Thumbs up for Neandertals

by Mike Matthews on April 4, 2003

In ‘Digital analysis: manual dexterity in Neanderthals,’ Nature magazine (27 March 2003) exposes yet another false assumption about these mysterious people.

Old myths about “ape-men” die slowly. Even Neandertals, who for decades have been recognized by even many evolutionists to be fully human, still struggle to shed their image as hairy less-than-human brutes.

In “Digital analysis: manual dexterity in Neanderthals,” Nature magazine (27 March 2003) exposes yet another false assumption about these mysterious people.

In the past, some anthropologists have proposed that Neandertals died out because their clumsy hands were unable to manufacture advanced tools. A new three-dimensional computer simulation of their thumb and forefinger, however, indicates that Neandertals had the same “precision grip” as modern humans.

The researchers chose very conservative estimates for the range of motion, so it is possible that the Neandertals” hand was even more dexterous than our typical hand.

To make their model, researchers scanned images of a thumb and index finger of fossils found in La Ferrassie, France, and then converted the images into a full-motion model (much like animators now do with computer graphics). Although Neandertal hands look different from “modern” hands (they had more muscle tissue and broader fingertips), their thumb was easily able to touch the tip of their index finger—the key to human dexterity.

Amazingly, the researchers chose very conservative estimates for the range of motion, so it is possible that the Neandertals” hand was even more dexterous than our typical hand. 1

This possibility is almost as amazing as the fact that Neandertal brains, on average, appear to have been larger than brain sizes today. So much for being ape-like brutes.

It’s all about assumptions

Without the ability to examine a “Neandertal” in person, researchers are forced to make major assumptions to fill in the gaps of our knowledge. Because evolution has had such a strong influence on the study of human fossils, anthropologists have a reputation for jumping to crude conclusions (see “Making Monkeys out of Man”). That’s one reason that anthropologists have grown a little more cautious in their claims about Neandertals.

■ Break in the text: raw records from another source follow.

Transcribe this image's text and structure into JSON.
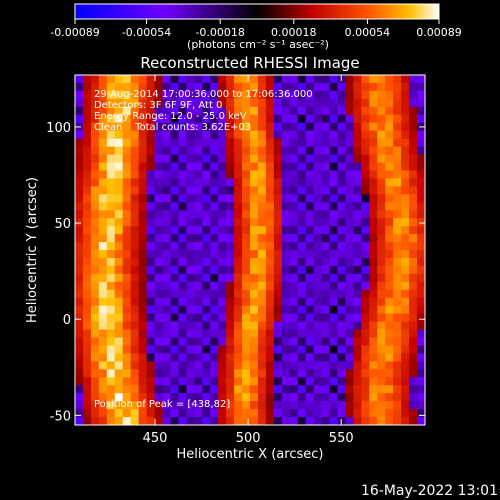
{
  "chart_data": {
    "type": "heatmap",
    "title": "Reconstructed RHESSI Image",
    "xlabel": "Heliocentric X (arcsec)",
    "ylabel": "Heliocentric Y (arcsec)",
    "xlim": [
      407,
      595
    ],
    "ylim": [
      -55,
      127
    ],
    "x_ticks": [
      "450",
      "500",
      "550"
    ],
    "x_tick_values": [
      450,
      500,
      550
    ],
    "y_ticks": [
      "-50",
      "0",
      "50",
      "100"
    ],
    "y_tick_values": [
      -50,
      0,
      50,
      100
    ],
    "colorbar": {
      "ticks": [
        "-0.00089",
        "-0.00054",
        "-0.00018",
        "0.00018",
        "0.00054",
        "0.00089"
      ],
      "tick_values": [
        -0.00089,
        -0.00054,
        -0.00018,
        0.00018,
        0.00054,
        0.00089
      ],
      "range": [
        -0.00089,
        0.00089
      ],
      "units_label": "(photons cm⁻² s⁻¹ asec⁻²)",
      "colors": [
        "#0000ff",
        "#8000ff",
        "#000000",
        "#c00000",
        "#ff6000",
        "#ffc000",
        "#ffffff"
      ]
    },
    "annotations": [
      "29-Aug-2014 17:00:36.000 to 17:06:36.000",
      "Detectors: 3F 6F 9F, Att 0",
      "Energy Range: 12.0 - 25.0 keV",
      "Clean    Total counts: 3.62E+03",
      "Position of Peak = [438,82]"
    ],
    "peak": {
      "x": 438,
      "y": 82
    },
    "bright_ridges": [
      {
        "name_visible": false,
        "approx_x": [
          415,
          450
        ],
        "approx_y": [
          -50,
          110
        ]
      },
      {
        "name_visible": false,
        "approx_x": [
          492,
          510
        ],
        "approx_y": [
          -40,
          90
        ]
      },
      {
        "name_visible": false,
        "approx_x": [
          565,
          590
        ],
        "approx_y": [
          -50,
          110
        ]
      }
    ]
  },
  "footer": {
    "date_stamp": "16-May-2022 13:01"
  }
}
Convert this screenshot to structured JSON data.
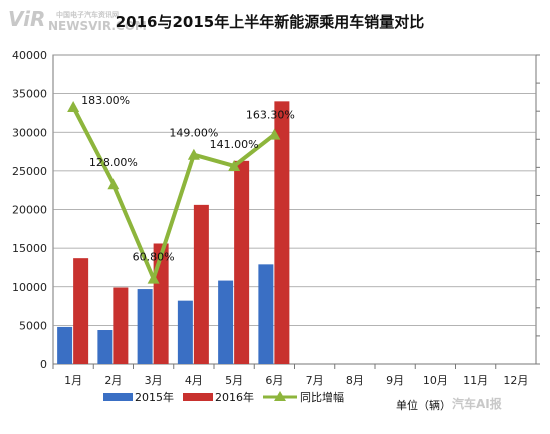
{
  "watermark": {
    "logo": "ViR",
    "text": "NEWSVIR.COM",
    "subtext": "中国电子汽车资讯网",
    "bottom_text": "汽车AI报"
  },
  "unit_label": "单位（辆）",
  "colors": {
    "bar_2015": "#3a6fc4",
    "bar_2016": "#c8312e",
    "line": "#8db53c"
  },
  "chart_data": {
    "type": "bar",
    "title": "2016与2015年上半年新能源乘用车销量对比",
    "categories": [
      "1月",
      "2月",
      "3月",
      "4月",
      "5月",
      "6月",
      "7月",
      "8月",
      "9月",
      "10月",
      "11月",
      "12月"
    ],
    "series": [
      {
        "name": "2015年",
        "type": "bar",
        "values": [
          4800,
          4400,
          9700,
          8200,
          10800,
          12900,
          null,
          null,
          null,
          null,
          null,
          null
        ]
      },
      {
        "name": "2016年",
        "type": "bar",
        "values": [
          13700,
          9900,
          15600,
          20600,
          26300,
          34000,
          null,
          null,
          null,
          null,
          null,
          null
        ]
      },
      {
        "name": "同比增幅",
        "type": "line",
        "axis": "secondary",
        "values": [
          183.0,
          128.0,
          60.8,
          149.0,
          141.0,
          163.3,
          null,
          null,
          null,
          null,
          null,
          null
        ],
        "labels": [
          "183.00%",
          "128.00%",
          "60.80%",
          "149.00%",
          "141.00%",
          "163.30%"
        ]
      }
    ],
    "ylim": [
      0,
      40000
    ],
    "yticks": [
      0,
      5000,
      10000,
      15000,
      20000,
      25000,
      30000,
      35000,
      40000
    ],
    "y2lim": [
      0,
      220
    ],
    "grid": true,
    "legend_position": "bottom"
  }
}
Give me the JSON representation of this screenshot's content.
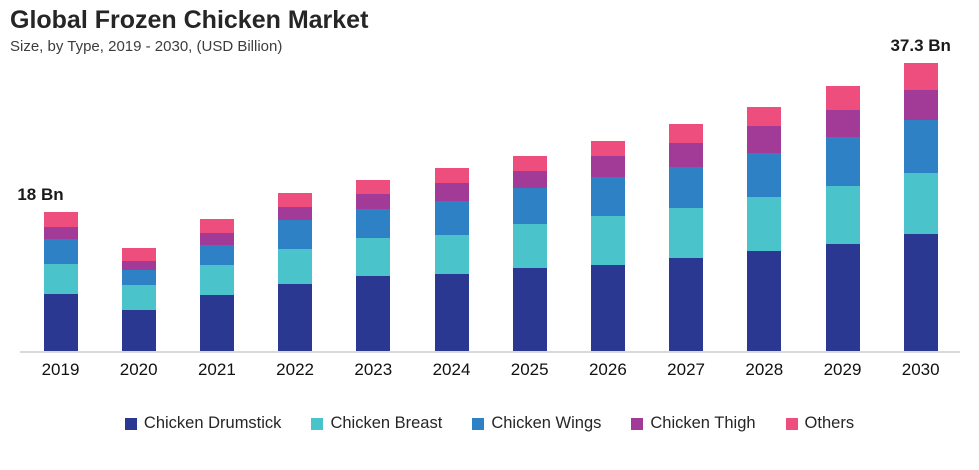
{
  "page": {
    "background": "#ffffff"
  },
  "chart_data": {
    "type": "bar",
    "stacked": true,
    "title": "Global Frozen Chicken Market",
    "subtitle": "Size, by Type,  2019 - 2030, (USD Billion)",
    "unit": "USD Billion",
    "categories": [
      "2019",
      "2020",
      "2021",
      "2022",
      "2023",
      "2024",
      "2025",
      "2026",
      "2027",
      "2028",
      "2029",
      "2030"
    ],
    "series": [
      {
        "name": "Chicken Drumstick",
        "color": "#2a3891",
        "values": [
          7.4,
          5.3,
          7.2,
          8.7,
          9.7,
          10.0,
          10.7,
          11.1,
          12.1,
          13.0,
          13.9,
          15.1
        ]
      },
      {
        "name": "Chicken Breast",
        "color": "#4bc3cb",
        "values": [
          3.9,
          3.3,
          3.9,
          4.5,
          4.9,
          5.0,
          5.7,
          6.4,
          6.4,
          6.9,
          7.5,
          7.9
        ]
      },
      {
        "name": "Chicken Wings",
        "color": "#2e81c4",
        "values": [
          3.2,
          1.9,
          2.7,
          3.8,
          3.8,
          4.4,
          4.7,
          5.1,
          5.4,
          5.8,
          6.3,
          6.9
        ]
      },
      {
        "name": "Chicken Thigh",
        "color": "#a23a97",
        "values": [
          1.6,
          1.1,
          1.5,
          1.6,
          1.9,
          2.4,
          2.2,
          2.6,
          3.1,
          3.5,
          3.5,
          3.9
        ]
      },
      {
        "name": "Others",
        "color": "#ed4e7e",
        "values": [
          1.9,
          1.7,
          1.8,
          1.9,
          1.8,
          1.9,
          2.0,
          2.0,
          2.4,
          2.4,
          3.2,
          3.5
        ]
      }
    ],
    "totals": [
      18.0,
      13.3,
      17.1,
      20.5,
      22.1,
      23.7,
      25.3,
      27.2,
      29.4,
      31.6,
      34.4,
      37.3
    ],
    "annotations": [
      {
        "text": "18 Bn",
        "category": "2019"
      },
      {
        "text": "37.3 Bn",
        "category": "2030"
      }
    ],
    "ylim": [
      0,
      40
    ],
    "grid": false,
    "legend_position": "bottom",
    "axis_line_color": "#d9d9d9"
  }
}
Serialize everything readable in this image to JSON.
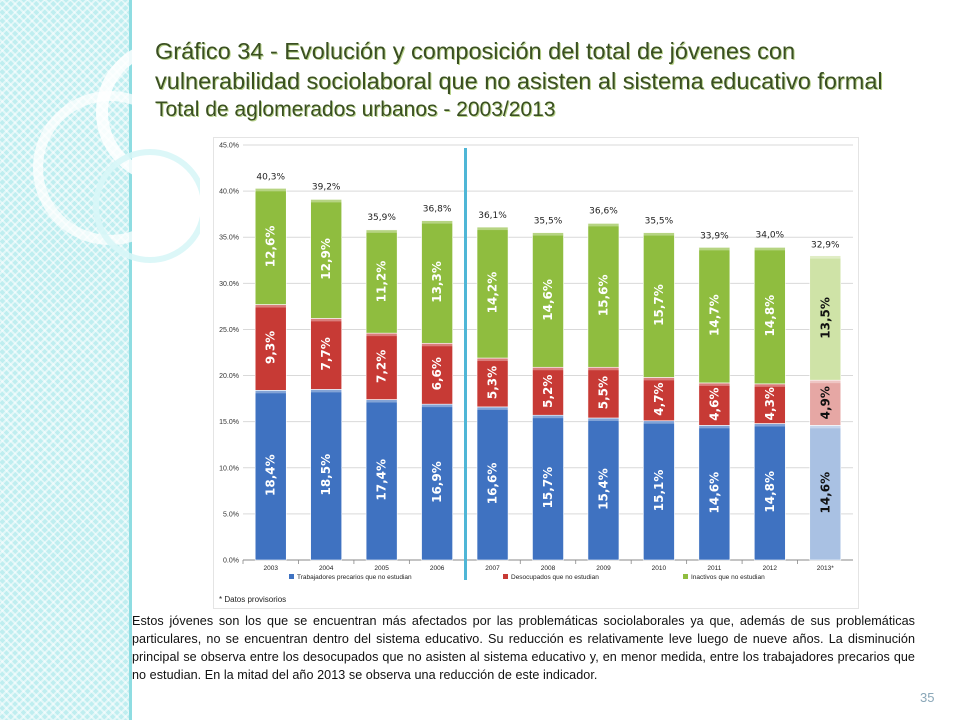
{
  "slide": {
    "title_line1": "Gráfico 34 - Evolución y composición del total de jóvenes con",
    "title_line2": "vulnerabilidad sociolaboral que no asisten al sistema educativo formal",
    "title_line3": "Total de aglomerados urbanos - 2003/2013",
    "body_text": "Estos jóvenes son los que se encuentran más afectados por las problemáticas sociolaborales ya que, además de sus problemáticas particulares, no se encuentran dentro del sistema educativo.  Su reducción es relativamente leve luego de nueve años. La disminución principal se observa entre los desocupados que no asisten al sistema educativo y, en menor medida, entre los trabajadores precarios que no estudian. En la mitad del año 2013 se observa una reducción de este indicador.",
    "page_number": "35",
    "colors": {
      "title": "#3a4f22",
      "band": "#bfeef0",
      "divider": "#4fb6d6"
    }
  },
  "chart_data": {
    "type": "bar",
    "stacked": true,
    "categories": [
      "2003",
      "2004",
      "2005",
      "2006",
      "2007",
      "2008",
      "2009",
      "2010",
      "2011",
      "2012",
      "2013*"
    ],
    "series": [
      {
        "name": "Trabajadores precarios que no estudian",
        "values": [
          18.4,
          18.5,
          17.4,
          16.9,
          16.6,
          15.7,
          15.4,
          15.1,
          14.6,
          14.8,
          14.6
        ],
        "labels": [
          "18,4%",
          "18,5%",
          "17,4%",
          "16,9%",
          "16,6%",
          "15,7%",
          "15,4%",
          "15,1%",
          "14,6%",
          "14,8%",
          "14,6%"
        ],
        "color": "#3f72c1",
        "color_provisional": "#a9c1e3"
      },
      {
        "name": "Desocupados que no estudian",
        "values": [
          9.3,
          7.7,
          7.2,
          6.6,
          5.3,
          5.2,
          5.5,
          4.7,
          4.6,
          4.3,
          4.9
        ],
        "labels": [
          "9,3%",
          "7,7%",
          "7,2%",
          "6,6%",
          "5,3%",
          "5,2%",
          "5,5%",
          "4,7%",
          "4,6%",
          "4,3%",
          "4,9%"
        ],
        "color": "#c73a35",
        "color_provisional": "#e6a7a4"
      },
      {
        "name": "Inactivos que no estudian",
        "values": [
          12.6,
          12.9,
          11.2,
          13.3,
          14.2,
          14.6,
          15.6,
          15.7,
          14.7,
          14.8,
          13.5
        ],
        "labels": [
          "12,6%",
          "12,9%",
          "11,2%",
          "13,3%",
          "14,2%",
          "14,6%",
          "15,6%",
          "15,7%",
          "14,7%",
          "14,8%",
          "13,5%"
        ],
        "color": "#8fbd3f",
        "color_provisional": "#cfe3a7"
      }
    ],
    "totals": [
      40.3,
      39.2,
      35.9,
      36.8,
      36.1,
      35.5,
      36.6,
      35.5,
      33.9,
      34.0,
      32.9
    ],
    "total_labels": [
      "40,3%",
      "39,2%",
      "35,9%",
      "36,8%",
      "36,1%",
      "35,5%",
      "36,6%",
      "35,5%",
      "33,9%",
      "34,0%",
      "32,9%"
    ],
    "ylim": [
      0,
      45
    ],
    "yticks": [
      0,
      5,
      10,
      15,
      20,
      25,
      30,
      35,
      40,
      45
    ],
    "ytick_labels": [
      "0.0%",
      "5.0%",
      "10.0%",
      "15.0%",
      "20.0%",
      "25.0%",
      "30.0%",
      "35.0%",
      "40.0%",
      "45.0%"
    ],
    "grid": true,
    "legend_position": "bottom",
    "note": "* Datos provisorios",
    "provisional_index": 10
  }
}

Neandertal authority Erik Trinkaus writes about the history of bias in this field:

“Infuriatingly, the fossils do not speak for themselves. It is the examining scientists who bring them to life, often endowing them with their own best or worst characteristics. Each generation projects onto Neandertals its own fears, culture, and sometimes even personal history. They are a mute repository for our own nature, though we flatter ourselves that we are uncovering theirs rather than displaying ours.

“This is especially evident in one of the more fascinating aspects of the twisting tale of Neandertals and their interpretation: the creation of full-flesh reconstructions.…”2

Evolutionists aren’t sure what to do with Neandertal man—whether he is a precursor of modern man or an offshoot that died out. But fossils of “Neandertals” don’t present a problem for creationists, who recognize that God created a unique “kind” of creature in his own image—man. In spite of all the variation that we find within the human race, they are all descendants of Adam and bear his resemblance. God also created other kinds of creatures, such as apes, which display significant variation within their kind. But there is an impassable gulf between the human kind and any other kind.

Footnotes

  1. “Given the open configuration of the Neanderthal trapezial-metacarpal-1 joint, all Neanderthal thumbs were probably more mobile than that of modern humans,” claims the report in Nature.
  2. Trinkaus, E. and Shipman, P. The Neandertals, Alfred A. Knopf, New York, 399, 1992.